Just one month after Cantor declared war on earmarks, Republicans in the House and Senate will swear off earmarks for the next two years.

It wouldn’t have happened without the help of the newly formed group Taxpayers Against Earmarks. Chairman Joe Ricketts, founder of Ameritrade and owner of the Chicago Cubs, barnstormed Capitol Hill to meet with leaders on the moratorium idea. Meanwhile, the group’s political arm sponsored television and radios ads against incumbents who abused earmarks.

Ricketts, whose organization wants to cut government spending, picked earmarks as a starting point because they represent a small portion of the federal budget yet are considered the “gateway drug” to higher spending. As the debate intensified in the Senate last week, Taxpayers Against Earmarks launched a whip count and online ads targeting GOP senators.

“We helped make clear to leadership how important this issue is to the American people,” said Brian Baker, the group’s president. “Taxpayers Against Earmarks launched a whip count and online ads targeting members. It will give those in Congress time to fix the broken congressional budget and appropriations process.”

For years earmark opponents in Congress such as DeMint, Coburn and Reps. Jeff Flake (R-Ariz.) and Jeb Hensarling (R-Tex.) waged a lonely battle against pork-barrel spending. They pointed out the absurdity of parochial projects and the corrupting influence of earmarks.

Today, thanks to an influx of Tea Party-backed candidates and growing public anger about government spending, these anti-earmark crusaders are no longer on the periphery. Their leadership is paying dividends — and changing minds.

While they deserve much of the credit for pushing Congress in the right direction, this week’s House and Senate action on earmarks wouldn’t have been possible without Cantor’s bold decision last month and the behind-the-scenes work of Ricketts.

By putting the House on course to pass an earmark moratorium, Cantor boosted the Senate proposal. And with Taxpayers Against Earmarks shaming senators, it became increasingly difficult for earmark supporters to defend pork-barrel spending.

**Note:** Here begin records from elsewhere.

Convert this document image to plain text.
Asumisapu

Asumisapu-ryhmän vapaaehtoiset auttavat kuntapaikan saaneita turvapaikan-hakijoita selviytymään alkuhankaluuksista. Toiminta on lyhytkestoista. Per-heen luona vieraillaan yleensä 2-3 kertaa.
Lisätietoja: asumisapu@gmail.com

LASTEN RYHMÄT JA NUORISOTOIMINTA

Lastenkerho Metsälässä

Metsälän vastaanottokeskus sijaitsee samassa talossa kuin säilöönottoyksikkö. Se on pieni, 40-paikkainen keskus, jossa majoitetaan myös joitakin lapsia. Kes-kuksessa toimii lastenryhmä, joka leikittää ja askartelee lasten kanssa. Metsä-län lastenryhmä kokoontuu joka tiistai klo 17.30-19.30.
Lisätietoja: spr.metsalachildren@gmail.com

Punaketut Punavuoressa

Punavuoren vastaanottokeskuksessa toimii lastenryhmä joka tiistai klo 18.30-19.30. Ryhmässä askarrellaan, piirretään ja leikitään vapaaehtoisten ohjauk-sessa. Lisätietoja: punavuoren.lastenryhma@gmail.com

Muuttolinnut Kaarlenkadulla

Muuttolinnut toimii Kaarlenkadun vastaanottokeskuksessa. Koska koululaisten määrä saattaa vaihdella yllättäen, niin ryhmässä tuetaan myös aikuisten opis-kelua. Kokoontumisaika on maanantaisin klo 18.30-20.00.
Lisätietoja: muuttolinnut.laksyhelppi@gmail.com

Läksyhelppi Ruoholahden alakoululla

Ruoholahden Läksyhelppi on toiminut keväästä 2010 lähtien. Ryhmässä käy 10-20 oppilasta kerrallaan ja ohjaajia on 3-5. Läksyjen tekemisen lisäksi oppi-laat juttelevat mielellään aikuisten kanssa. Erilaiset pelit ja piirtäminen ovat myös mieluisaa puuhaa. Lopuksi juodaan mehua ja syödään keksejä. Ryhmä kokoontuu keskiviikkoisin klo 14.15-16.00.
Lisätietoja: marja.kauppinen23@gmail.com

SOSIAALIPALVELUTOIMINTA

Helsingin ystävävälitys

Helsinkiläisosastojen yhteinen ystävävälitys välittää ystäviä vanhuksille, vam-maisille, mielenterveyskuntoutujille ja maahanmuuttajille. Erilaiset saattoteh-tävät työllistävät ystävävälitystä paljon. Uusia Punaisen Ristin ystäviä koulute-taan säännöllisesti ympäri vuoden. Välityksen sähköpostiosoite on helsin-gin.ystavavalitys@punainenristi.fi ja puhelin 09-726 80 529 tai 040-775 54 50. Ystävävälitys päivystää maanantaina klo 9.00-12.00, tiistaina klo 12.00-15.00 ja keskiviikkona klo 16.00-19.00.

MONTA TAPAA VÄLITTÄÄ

It’s a textbook example of how conservatives committed to limited government can make a difference. Yet it represents only the beginning of a significant fight over government spending. The battle resumes Wednesday when Coburn will force the Senate to hold a public vote on an earmark moratorium — seeking to put all 100 senators on the record, not just the GOP.

Bluey directs the Center for Media and Public Policy, an investigative journalism operation at The Heritage Foundation.